Nowadays you cannot enter F1 if you don't have any sponsors backing you up. The only way might be destroying everyone at feeder series and even then someone will start backing you up and put you in the best seats (like what happened with Hamilton).

And even amongst the highest rated drivers money can influence things - Alonso's move to Ferrari seems in part to have been brokered by Santander, for example, because the potential advertising benefits were far greater from Alonso than Kimi (that, and the cost of Kimi's contract was cripplingly high).

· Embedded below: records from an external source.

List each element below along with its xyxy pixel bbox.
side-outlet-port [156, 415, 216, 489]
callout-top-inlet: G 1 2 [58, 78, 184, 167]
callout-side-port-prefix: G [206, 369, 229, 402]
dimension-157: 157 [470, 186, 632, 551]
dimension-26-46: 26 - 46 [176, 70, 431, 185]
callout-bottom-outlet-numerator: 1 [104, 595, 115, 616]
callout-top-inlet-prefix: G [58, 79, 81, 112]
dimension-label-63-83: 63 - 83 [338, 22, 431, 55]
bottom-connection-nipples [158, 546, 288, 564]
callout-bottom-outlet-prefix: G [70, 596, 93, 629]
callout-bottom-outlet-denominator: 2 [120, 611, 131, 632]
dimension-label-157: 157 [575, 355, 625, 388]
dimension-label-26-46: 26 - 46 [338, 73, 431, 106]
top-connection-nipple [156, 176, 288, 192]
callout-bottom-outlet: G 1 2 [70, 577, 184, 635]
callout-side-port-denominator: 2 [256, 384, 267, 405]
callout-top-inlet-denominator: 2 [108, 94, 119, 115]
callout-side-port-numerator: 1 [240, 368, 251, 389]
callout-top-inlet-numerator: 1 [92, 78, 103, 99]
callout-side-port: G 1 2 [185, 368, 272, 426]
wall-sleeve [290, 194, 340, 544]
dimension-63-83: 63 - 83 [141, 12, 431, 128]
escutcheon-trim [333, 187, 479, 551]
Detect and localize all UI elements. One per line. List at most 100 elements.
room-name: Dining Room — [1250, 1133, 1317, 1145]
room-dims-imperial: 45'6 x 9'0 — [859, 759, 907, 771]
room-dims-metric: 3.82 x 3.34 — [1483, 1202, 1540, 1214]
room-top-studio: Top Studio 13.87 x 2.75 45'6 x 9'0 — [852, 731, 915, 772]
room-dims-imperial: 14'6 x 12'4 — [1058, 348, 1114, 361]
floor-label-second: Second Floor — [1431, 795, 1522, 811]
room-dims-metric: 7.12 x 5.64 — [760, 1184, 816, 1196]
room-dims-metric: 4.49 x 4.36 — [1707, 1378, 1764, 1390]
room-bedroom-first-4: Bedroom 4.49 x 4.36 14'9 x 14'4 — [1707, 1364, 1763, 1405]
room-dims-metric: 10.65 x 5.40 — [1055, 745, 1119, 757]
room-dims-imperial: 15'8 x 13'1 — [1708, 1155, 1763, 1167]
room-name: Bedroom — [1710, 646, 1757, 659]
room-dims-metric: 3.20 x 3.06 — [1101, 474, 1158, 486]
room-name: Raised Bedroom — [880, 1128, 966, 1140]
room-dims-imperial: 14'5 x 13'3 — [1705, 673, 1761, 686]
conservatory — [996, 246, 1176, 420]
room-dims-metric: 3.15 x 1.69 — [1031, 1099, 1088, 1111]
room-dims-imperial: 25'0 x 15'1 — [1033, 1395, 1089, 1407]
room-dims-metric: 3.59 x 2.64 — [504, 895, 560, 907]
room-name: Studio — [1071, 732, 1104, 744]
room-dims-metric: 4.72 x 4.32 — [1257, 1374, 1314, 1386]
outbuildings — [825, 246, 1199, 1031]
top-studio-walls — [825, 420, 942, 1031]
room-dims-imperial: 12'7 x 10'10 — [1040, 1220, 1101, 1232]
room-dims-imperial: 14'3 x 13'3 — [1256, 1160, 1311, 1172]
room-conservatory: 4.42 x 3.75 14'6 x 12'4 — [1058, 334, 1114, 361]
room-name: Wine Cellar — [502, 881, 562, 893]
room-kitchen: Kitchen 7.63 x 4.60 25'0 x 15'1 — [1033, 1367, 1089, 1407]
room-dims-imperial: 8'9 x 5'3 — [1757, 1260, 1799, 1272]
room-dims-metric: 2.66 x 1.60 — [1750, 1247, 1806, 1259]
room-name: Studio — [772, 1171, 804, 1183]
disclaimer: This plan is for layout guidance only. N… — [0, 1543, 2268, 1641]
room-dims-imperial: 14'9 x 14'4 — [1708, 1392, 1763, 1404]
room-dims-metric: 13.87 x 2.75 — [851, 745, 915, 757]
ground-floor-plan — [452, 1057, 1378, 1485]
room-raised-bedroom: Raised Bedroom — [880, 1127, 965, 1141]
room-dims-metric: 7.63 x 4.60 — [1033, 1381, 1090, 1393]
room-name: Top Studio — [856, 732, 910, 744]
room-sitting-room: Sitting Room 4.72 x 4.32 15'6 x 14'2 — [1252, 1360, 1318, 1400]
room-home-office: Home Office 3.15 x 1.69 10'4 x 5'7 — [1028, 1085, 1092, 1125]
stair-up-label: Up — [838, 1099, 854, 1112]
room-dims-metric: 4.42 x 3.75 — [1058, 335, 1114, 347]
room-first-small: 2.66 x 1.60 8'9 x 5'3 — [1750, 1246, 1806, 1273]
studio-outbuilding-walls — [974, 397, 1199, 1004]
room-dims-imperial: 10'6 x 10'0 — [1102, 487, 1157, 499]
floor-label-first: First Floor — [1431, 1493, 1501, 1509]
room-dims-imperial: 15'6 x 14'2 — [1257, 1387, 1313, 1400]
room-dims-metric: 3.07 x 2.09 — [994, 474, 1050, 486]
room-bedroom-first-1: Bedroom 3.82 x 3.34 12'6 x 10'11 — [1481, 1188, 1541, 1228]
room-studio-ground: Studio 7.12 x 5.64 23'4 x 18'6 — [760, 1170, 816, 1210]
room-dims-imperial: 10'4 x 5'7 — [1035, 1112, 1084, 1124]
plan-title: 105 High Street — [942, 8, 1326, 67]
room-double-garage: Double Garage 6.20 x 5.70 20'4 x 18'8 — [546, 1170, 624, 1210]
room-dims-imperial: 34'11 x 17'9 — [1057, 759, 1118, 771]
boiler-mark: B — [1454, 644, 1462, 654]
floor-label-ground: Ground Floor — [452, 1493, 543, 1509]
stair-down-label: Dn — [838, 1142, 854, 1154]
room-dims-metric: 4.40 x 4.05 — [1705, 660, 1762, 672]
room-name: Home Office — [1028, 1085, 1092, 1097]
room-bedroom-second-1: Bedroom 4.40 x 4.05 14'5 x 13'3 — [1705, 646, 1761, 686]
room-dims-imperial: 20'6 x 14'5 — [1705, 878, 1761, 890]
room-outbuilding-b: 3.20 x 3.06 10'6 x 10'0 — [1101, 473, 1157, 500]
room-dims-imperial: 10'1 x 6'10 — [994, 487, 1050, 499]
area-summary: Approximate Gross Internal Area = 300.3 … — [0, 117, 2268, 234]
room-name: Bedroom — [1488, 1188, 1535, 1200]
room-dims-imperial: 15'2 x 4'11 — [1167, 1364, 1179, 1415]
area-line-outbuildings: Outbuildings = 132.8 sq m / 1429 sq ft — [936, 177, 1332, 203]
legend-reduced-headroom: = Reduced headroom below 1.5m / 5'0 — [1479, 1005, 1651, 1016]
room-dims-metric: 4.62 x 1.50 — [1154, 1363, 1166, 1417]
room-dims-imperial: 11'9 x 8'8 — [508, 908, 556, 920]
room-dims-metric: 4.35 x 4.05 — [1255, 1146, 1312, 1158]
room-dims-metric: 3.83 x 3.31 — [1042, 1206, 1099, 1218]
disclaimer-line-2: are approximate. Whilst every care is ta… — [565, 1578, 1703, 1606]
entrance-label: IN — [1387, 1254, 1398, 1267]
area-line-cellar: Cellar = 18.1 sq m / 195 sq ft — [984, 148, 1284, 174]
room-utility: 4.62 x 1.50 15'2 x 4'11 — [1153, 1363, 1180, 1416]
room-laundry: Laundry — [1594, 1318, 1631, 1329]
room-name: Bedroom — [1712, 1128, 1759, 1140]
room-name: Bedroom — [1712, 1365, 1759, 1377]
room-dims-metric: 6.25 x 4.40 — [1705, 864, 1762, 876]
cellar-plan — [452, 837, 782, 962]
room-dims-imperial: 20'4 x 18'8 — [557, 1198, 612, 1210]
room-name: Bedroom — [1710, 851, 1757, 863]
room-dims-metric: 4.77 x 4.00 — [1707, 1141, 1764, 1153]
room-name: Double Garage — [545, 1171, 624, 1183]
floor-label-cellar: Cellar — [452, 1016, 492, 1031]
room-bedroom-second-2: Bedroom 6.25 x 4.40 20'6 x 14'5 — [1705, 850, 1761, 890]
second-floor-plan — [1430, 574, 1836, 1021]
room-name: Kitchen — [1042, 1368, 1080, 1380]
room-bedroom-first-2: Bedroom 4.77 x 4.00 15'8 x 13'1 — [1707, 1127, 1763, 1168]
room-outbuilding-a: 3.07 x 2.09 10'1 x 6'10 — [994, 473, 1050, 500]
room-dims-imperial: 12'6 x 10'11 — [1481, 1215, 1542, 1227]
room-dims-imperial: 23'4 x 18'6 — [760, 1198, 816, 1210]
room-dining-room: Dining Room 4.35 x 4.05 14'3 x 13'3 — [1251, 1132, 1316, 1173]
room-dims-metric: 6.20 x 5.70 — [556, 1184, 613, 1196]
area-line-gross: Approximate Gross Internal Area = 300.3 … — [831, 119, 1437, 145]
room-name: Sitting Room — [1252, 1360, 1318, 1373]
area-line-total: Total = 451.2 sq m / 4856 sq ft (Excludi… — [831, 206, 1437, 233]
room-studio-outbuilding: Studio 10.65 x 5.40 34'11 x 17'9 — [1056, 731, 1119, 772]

We've also seen what could be termed as "indirect paydrivers" - a driver who may not be bringing the team income via sponsorship, but has the backing of a manufacturer behind him which yields other benefits instead (Nakajima at Williams, which provided the team with free Toyota engines, or Di Resta at Force India thanks to his connections with Mercedes). Whilst a driver may bring personal sponsorship - like Bruno Senna or Sutil for example - if the manufacturers get their way and make the drive train much more important from 2014 onwards, then deals along the lines of what Nakajima had will probably be more important.

Speaking of which, Andrea De Adamich would probably count as a good example of a historical pay driver who got a seat through manufacturer backing - in his case the manufacturer was Alfa Romeo, with De Adamich getting a seat in cars fitted with the Alfa V8 (except where there were clashes with the sports car championship) in 1970 and 1971.